Karina L. Walters, PhD, will deliver the address at the 2023 Graduate and Professional Studies Commencement ceremony at Saint Mary’s College on May 21. Dr. Walters possesses expertise in behavioral and multi-level health interventions in culture, traumatic stress and health, historical and intergenerational trauma.
She is an enrolled citizen of the Choctaw Nation of Oklahoma, is a Katherine Hall Chambers University Professor at the University of Washington School of Social Work, an adjunct Professor in the Department of Global Health, School of Public Health, and Co-Director of the Indigenous Wellness Research Institute (IWRI) at the University of Washington.

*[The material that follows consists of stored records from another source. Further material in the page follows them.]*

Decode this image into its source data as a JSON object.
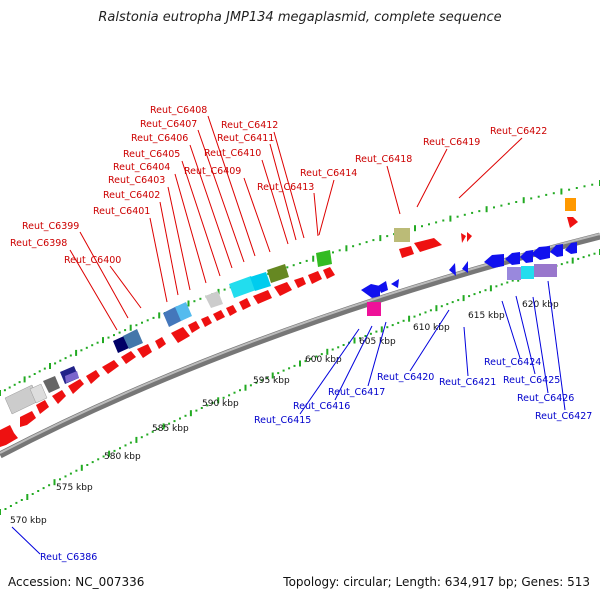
{
  "title": "Ralstonia eutropha JMP134 megaplasmid, complete sequence",
  "footer": {
    "accession": "Accession: NC_007336",
    "topology": "Topology: circular; Length: 634,917 bp; Genes: 513"
  },
  "colors": {
    "forward": "#ee1111",
    "reverse": "#1111ee",
    "tick": "#22aa22"
  },
  "kbp_ticks": [
    "570 kbp",
    "575 kbp",
    "580 kbp",
    "585 kbp",
    "590 kbp",
    "595 kbp",
    "600 kbp",
    "605 kbp",
    "610 kbp",
    "615 kbp",
    "620 kbp"
  ],
  "forward_labels": [
    "Reut_C6398",
    "Reut_C6399",
    "Reut_C6400",
    "Reut_C6401",
    "Reut_C6402",
    "Reut_C6403",
    "Reut_C6404",
    "Reut_C6405",
    "Reut_C6406",
    "Reut_C6407",
    "Reut_C6408",
    "Reut_C6409",
    "Reut_C6410",
    "Reut_C6411",
    "Reut_C6412",
    "Reut_C6413",
    "Reut_C6414",
    "Reut_C6418",
    "Reut_C6419",
    "Reut_C6422"
  ],
  "reverse_labels": [
    "Reut_C6386",
    "Reut_C6415",
    "Reut_C6416",
    "Reut_C6417",
    "Reut_C6420",
    "Reut_C6421",
    "Reut_C6424",
    "Reut_C6425",
    "Reut_C6426",
    "Reut_C6427"
  ]
}
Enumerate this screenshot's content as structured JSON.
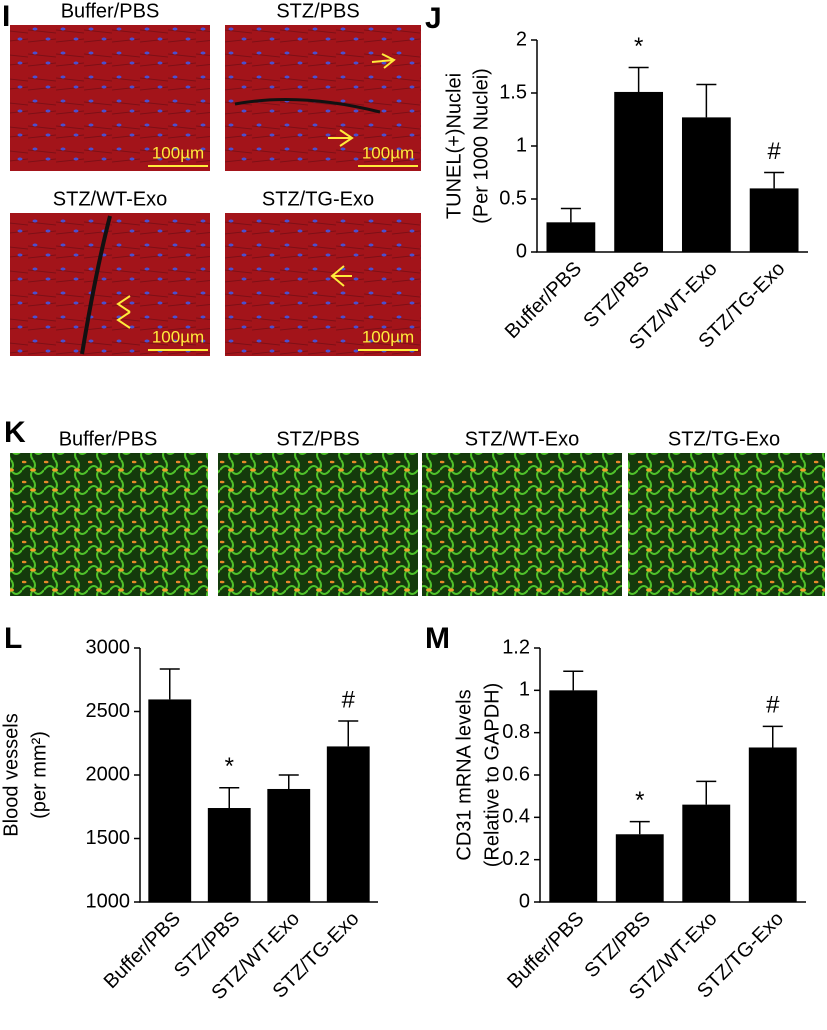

In late April of 2023 she will transition to be the Director of the Tribal Health Research Office at the National Institutes of Health. She is world renowned for her expertise in developing behavioral and multi-level health interventions steeped in culture to activate health-promoting behaviors.
Dr. Walters has written landmark papers on traumatic stress and health, historical and intergenerational trauma, and originated the "Indigenist" Stress-Coping model. She has led 22 NIH-funded studies.
She is one of the leading American Indian scientists in the country and is only one of two American Indians (and the only Native woman) ever invited to deliver the prestigious Director’s lecture to the Wednesday Afternoon Lecture Series (WALS) at the NIH and is the first American Indian Fellow inductee into the American Academy of Social Welfare and Social Work (AASWSW).
Dr. Walters’s daughter, Amaya Simoni-Walters, is a member of the Saint Mary’s Class of ’26 and is a women’s soccer student-athlete.